Rendez-vous sur https://www.i-cad.fr/ dans votre espace Détenteur, ou par téléphone au 08 10 77 87 78

-l’application mobile Filalapat. Proposée par l’I-CAD, c’est une application gratuite permettant de faciliter les démarches des propriétaires d’animaux ou du public en cas de perte ou de recherche des propriétaires d’un animal égaré.

Pensez également à prévenir les professionnels alentour : vétérinaires, fourrière, mairie… Tous peuvent être des intermédiaires importants dans votre recherche.

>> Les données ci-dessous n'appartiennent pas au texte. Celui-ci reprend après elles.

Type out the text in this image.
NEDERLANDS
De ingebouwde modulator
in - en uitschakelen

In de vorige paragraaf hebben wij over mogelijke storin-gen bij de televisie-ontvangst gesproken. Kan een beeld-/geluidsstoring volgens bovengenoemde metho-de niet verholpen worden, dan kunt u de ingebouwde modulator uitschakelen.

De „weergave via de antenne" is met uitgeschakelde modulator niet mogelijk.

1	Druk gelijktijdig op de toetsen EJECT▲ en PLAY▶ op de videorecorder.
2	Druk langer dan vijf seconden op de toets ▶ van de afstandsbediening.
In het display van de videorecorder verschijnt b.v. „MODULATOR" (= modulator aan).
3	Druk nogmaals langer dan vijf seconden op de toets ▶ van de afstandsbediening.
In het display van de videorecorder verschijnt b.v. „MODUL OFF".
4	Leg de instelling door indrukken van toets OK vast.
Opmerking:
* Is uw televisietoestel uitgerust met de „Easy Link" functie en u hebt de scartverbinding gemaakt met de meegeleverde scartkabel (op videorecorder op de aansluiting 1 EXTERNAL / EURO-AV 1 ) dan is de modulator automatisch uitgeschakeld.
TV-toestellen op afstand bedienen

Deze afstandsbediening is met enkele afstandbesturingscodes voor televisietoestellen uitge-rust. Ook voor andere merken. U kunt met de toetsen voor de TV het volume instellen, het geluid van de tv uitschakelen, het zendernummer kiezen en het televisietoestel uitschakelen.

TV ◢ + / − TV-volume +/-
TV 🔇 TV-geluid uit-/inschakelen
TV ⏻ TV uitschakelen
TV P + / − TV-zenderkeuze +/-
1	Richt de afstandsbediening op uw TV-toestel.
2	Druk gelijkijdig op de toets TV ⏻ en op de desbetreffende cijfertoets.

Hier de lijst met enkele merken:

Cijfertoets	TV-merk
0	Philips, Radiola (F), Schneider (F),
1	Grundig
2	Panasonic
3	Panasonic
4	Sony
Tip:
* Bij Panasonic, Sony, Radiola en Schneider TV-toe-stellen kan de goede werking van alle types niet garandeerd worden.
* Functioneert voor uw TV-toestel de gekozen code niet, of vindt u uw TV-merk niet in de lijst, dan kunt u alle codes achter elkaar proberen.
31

Les affiches prévenant de la perte de l’animal sont aussi un bon moyen d’alerter votre entourage, d’autant que la majorité des animaux perdus restent dans un environnement proche de la zone où ils se sont perdus. Dans ce cas, n’oubliez pas d’indiquer le numéro d’identification ou de tatouage (et dans le cas du tatouage, son emplacement), ainsi que toutes les informations qui peuvent aider à le reconnaître (photo, couleur, nom…).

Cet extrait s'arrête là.